Bettina Bruiniers Inszenierung bleibe oft zu oberflächlich, um als Versuchsanordnung eines allgemeinen gesellschaftlichen Prozesses durchzugehen, schreibt Michael Schleicher im Münchner Merkur-Online (27.11. 2010). Für ihre gut 100 Minuten lange Fassung habe sie den Text beinahe bis zur Magersucht verschlankt. Das findet der Kritiker nicht grundsätzlich schlecht, gelte das Interesse der Regie doch dem Grundkonflikt des mit Sachzwängen argumentierenden handlungsunfähigen Politikers, dessen exemplarische Bedeutung sie auf der Bühne herausarbeite. Doch im Zuge dessen hätten die Regisseurin und ihre Schauspieler Ibsens Typen meist zu Karikaturen verzerrt. "Richtig ärgerlich ist Bruiniers Ansatz beim Spiel mit Computer und Internet auf der Bühne. Kerstin Polte hat diesen Medieneinsatz konzipiert, bei dem von Schauspielern erstellte Textdokumente oder aufgerufene Homepages unmittelbar auf die Wände projiziert werden." Das habw seinen Reiz, wenn es dem Gesagten eine Ebene hinzufüge. "Zum Quatsch verkommt das Multimedia-Geplänkel jedoch, wenn die Schauspieler Begriffe im Internet suchen, die Stück und Inszenierung nicht weiterbringen: 'Schamhaarentfernung' etwa."

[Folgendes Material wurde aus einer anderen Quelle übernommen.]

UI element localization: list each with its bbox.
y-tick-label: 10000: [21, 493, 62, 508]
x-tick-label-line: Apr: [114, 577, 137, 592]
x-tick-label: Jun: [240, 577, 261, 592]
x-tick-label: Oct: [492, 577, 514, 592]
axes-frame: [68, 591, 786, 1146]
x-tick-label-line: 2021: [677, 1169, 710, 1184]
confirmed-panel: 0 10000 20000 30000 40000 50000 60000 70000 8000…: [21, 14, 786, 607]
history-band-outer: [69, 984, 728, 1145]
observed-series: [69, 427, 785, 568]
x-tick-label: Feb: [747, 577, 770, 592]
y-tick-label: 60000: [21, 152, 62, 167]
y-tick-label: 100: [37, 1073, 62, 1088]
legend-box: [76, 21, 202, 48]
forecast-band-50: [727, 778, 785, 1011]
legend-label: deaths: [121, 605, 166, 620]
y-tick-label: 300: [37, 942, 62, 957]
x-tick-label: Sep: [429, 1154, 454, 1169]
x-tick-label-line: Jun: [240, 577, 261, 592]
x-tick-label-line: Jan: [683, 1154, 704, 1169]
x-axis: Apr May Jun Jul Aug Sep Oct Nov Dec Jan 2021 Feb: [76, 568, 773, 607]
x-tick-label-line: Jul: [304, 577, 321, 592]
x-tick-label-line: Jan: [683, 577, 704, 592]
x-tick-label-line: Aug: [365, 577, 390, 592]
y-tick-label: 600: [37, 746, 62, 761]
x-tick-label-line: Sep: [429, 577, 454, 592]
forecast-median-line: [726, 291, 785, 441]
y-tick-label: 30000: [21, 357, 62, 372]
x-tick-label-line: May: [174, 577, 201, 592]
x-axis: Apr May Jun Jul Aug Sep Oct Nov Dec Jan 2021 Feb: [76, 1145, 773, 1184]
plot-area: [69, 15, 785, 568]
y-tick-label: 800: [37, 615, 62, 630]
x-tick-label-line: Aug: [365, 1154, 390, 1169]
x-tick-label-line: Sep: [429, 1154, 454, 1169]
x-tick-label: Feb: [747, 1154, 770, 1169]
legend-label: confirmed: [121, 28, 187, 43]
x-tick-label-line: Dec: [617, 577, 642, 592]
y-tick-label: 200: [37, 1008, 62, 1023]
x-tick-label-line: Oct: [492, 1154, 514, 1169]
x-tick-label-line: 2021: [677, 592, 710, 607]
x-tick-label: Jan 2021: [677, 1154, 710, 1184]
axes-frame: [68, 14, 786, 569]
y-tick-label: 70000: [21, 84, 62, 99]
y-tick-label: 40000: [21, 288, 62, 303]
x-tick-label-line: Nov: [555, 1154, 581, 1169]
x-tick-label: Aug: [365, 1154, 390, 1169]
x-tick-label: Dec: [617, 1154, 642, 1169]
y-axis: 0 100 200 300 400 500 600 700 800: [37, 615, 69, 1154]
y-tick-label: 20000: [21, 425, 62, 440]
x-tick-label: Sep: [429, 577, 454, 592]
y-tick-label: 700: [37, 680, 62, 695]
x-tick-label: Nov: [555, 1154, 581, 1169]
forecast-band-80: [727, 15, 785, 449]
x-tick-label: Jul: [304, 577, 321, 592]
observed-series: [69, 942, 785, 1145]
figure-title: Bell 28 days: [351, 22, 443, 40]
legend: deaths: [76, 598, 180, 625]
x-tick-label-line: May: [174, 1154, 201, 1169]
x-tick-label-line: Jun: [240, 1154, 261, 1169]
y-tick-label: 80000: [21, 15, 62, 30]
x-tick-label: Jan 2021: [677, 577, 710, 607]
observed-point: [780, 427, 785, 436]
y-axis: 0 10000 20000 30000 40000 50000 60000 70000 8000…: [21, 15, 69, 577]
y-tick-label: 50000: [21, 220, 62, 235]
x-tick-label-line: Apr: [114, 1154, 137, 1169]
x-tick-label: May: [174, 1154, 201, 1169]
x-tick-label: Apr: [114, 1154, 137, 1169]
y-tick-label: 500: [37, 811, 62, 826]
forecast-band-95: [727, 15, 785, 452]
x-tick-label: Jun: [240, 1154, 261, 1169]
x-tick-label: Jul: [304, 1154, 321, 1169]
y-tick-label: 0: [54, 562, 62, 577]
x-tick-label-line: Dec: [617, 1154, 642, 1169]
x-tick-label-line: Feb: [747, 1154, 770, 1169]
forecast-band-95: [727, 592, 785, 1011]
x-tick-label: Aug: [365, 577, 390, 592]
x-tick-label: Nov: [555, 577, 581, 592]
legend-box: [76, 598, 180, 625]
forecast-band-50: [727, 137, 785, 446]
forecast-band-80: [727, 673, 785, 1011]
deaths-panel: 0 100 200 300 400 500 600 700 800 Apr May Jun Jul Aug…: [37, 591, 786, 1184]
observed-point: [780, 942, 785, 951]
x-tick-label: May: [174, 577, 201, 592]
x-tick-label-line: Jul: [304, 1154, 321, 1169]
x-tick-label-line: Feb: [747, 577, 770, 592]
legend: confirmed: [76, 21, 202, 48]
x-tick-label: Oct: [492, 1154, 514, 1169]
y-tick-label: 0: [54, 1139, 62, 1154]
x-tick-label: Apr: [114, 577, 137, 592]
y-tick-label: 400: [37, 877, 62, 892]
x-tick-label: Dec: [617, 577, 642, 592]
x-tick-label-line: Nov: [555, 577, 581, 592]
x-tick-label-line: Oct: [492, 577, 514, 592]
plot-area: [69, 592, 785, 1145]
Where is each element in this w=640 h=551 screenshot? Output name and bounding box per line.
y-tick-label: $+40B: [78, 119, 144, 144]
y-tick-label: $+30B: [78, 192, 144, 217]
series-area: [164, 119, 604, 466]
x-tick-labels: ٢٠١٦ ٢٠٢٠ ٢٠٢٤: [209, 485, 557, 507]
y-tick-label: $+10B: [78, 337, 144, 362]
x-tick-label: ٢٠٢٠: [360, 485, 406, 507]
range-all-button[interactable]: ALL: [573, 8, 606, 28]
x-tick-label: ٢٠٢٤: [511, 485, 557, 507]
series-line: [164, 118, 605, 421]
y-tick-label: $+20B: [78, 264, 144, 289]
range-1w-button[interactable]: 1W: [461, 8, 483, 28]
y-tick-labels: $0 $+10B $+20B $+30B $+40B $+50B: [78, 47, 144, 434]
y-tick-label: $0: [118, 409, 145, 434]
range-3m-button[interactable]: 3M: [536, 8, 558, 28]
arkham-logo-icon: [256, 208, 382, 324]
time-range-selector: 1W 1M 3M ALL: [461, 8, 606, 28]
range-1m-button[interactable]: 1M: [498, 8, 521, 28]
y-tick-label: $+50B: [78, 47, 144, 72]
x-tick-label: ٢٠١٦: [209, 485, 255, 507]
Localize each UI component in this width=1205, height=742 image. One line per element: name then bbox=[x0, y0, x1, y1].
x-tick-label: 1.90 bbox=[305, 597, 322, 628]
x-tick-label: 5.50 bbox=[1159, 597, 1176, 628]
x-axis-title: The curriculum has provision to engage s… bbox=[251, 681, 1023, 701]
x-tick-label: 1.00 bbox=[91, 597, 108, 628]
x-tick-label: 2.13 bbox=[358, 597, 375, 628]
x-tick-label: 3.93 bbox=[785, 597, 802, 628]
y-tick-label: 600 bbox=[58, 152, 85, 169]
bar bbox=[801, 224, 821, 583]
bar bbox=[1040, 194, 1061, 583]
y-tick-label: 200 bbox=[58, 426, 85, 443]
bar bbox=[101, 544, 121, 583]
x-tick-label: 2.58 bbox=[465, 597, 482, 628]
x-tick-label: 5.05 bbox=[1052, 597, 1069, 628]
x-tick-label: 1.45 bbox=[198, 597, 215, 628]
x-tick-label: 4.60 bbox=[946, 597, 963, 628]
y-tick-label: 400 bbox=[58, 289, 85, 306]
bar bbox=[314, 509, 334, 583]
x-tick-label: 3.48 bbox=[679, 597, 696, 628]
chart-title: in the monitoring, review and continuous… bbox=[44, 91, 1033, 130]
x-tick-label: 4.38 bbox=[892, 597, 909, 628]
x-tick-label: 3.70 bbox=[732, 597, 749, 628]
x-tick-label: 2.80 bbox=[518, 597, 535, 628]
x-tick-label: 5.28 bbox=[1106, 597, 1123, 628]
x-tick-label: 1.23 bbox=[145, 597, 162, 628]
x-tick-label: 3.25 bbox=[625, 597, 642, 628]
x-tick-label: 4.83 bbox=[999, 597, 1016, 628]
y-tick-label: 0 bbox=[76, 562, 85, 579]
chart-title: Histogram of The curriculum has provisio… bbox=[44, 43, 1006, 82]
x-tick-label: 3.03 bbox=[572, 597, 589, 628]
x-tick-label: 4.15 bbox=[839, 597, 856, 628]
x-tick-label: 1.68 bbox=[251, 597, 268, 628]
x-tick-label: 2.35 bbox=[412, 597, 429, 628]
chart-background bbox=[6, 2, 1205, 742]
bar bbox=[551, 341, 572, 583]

"Dauerte dieser 'Volksfeind' drei Stunden, er könnte auch emotional verstanden werden. So konstatiert man viel Klugheit, bleibt aber wenig berührt", schreibt Egbert Tholl in der Süddeutschen Zeitung (29.11.2010). Denn viel, letztlich zu viel, soll in den eineinhalb Stunden dieser Aufführung bewältigt werden: Das "wohl erste Öko-Drama der Weltliteratur", Baudrillard-Texte, der Klassiker Ibsen samt einem "zynischen, aktuellen Umgang mit dessen Themen und eine politische Debatte". Bettina Bruinier schaffe so "wunderbare Abläufe, die sie mit szenischen und inhaltlichen Ideen anreichert", ohne dass die "überrollten Zuschauer zu einer Reaktion fähig" wären.